Les césures et le nombre qui font le poème, le genre poème, la musique poème, ne semblent pas ici produire du sens mais relever du sens, d’un sens sonnant dont on aurait coupé le son et qu’on marche cependant, comme on marche dans les rêves – il faut lire lentement comme quand on regarde, comme quand on ignore – parmi les ruptures et les accrétions, dans une pensivité qui chope le hasard d’objets simples venus de mondes multiples, des cailloux de poucet qu’il sauve de l’ogre de la conscience. La langue maigre et précise avance ou piétine dans l’avancée sans métaphysique, dans l’avancée d’une phrase peut-être où aucune ignorance n’est utile mais où l’ignorance fore ses puits de silence.

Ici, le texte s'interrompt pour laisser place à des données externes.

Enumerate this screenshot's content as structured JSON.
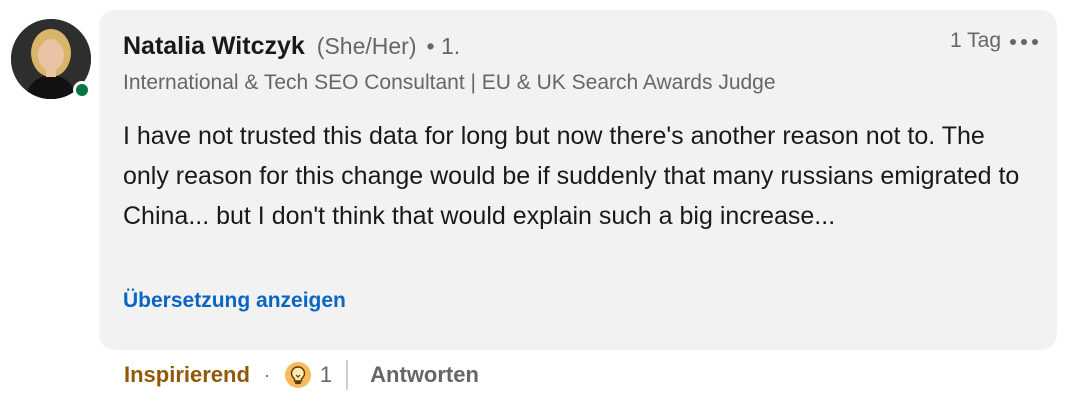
{
  "comment": {
    "author": {
      "name": "Natalia Witczyk",
      "pronouns": "(She/Her)",
      "degree": "• 1.",
      "headline": "International & Tech SEO Consultant | EU & UK Search Awards Judge",
      "online": true,
      "avatar_icon": "profile-photo"
    },
    "timestamp": "1 Tag",
    "more_icon": "ellipsis-icon",
    "text": "I have not trusted this data for long but now there's another reason not to. The only reason for this change would be if suddenly that many russians emigrated to China... but I don't think that would explain such a big increase...",
    "translate_label": "Übersetzung anzeigen"
  },
  "actions": {
    "reaction_label": "Inspirierend",
    "separator": "·",
    "reaction_icon": "lightbulb-icon",
    "reaction_count": "1",
    "reply_label": "Antworten"
  },
  "colors": {
    "box_bg": "#f2f2f2",
    "link_blue": "#0a66c2",
    "reaction_brown": "#915907",
    "online_green": "#057642",
    "muted_text": "#666666"
  }
}
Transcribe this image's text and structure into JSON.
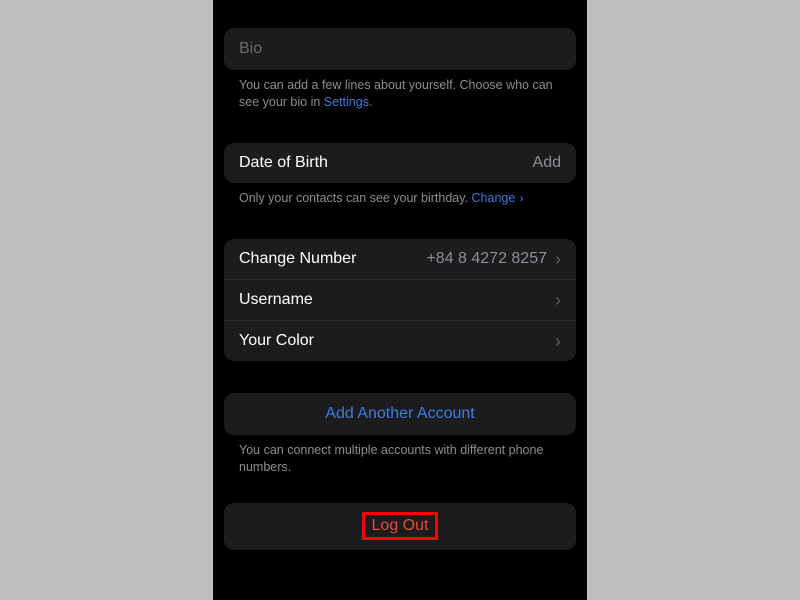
{
  "bio": {
    "placeholder": "Bio",
    "hint_before": "You can add a few lines about yourself. Choose who can see your bio in ",
    "hint_link": "Settings",
    "hint_after": "."
  },
  "dob": {
    "label": "Date of Birth",
    "value": "Add",
    "hint_before": "Only your contacts can see your birthday. ",
    "hint_link": "Change"
  },
  "account": {
    "change_number_label": "Change Number",
    "change_number_value": "+84 8 4272 8257",
    "username_label": "Username",
    "color_label": "Your Color"
  },
  "add_account": {
    "label": "Add Another Account",
    "hint": "You can connect multiple accounts with different phone numbers."
  },
  "logout": {
    "label": "Log Out"
  }
}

Les dispositifs de la langue se troublent, renversent un ordre mieux que ne le ferait un discours. Avec ce qu’il faut d’inquiétude. Une politique retourne un ordre dans la séquence, retient la conclusion d’une phrase, son pouvoir d’injonction. Résout quelques débâcles dans l’amour de l’autre. Mon école : tu pour toi. Tu précède un verbe que je ignore, toi n’est qu’un réceptacle. Alors le poème confère au féminin la puissance du récit, le statut défectif qui fait le récit, cela fait-elle un monde, et cela, justement, semble espérer.
Emmanuèle Jawad a publié sur Sitaudis, un bel article répertoriant les formes du poème de MG, jusqu’à la forme de l’informe qui sans cesse les bordent, il est inutile que je le fasse, aussi je préfère m’en aller dans les mélodies suspendues par les accords rompus du poème. La musique n’est pas donnée, on la pressent où elle vient à manquer, d’où elle se donnerait comme l’image, véritable césure dans le texte, hors circonstance.
L’étrangeté du poème nous rejoint petit à petit, nous laissant lire l’étrange. On est bien content. On flotte dans l’intense. La lecture est un des reflets du poème flottant sur son exigence et son resserrement ! Aucune étrangeté dans le lexique, c’est ailleurs, par ailleurs, où le cours s’arrête, juste avant l’aporie semble-t-il, juste devant le buisson, et qui fait rêver d’une résurgence, ailleurs, bientôt.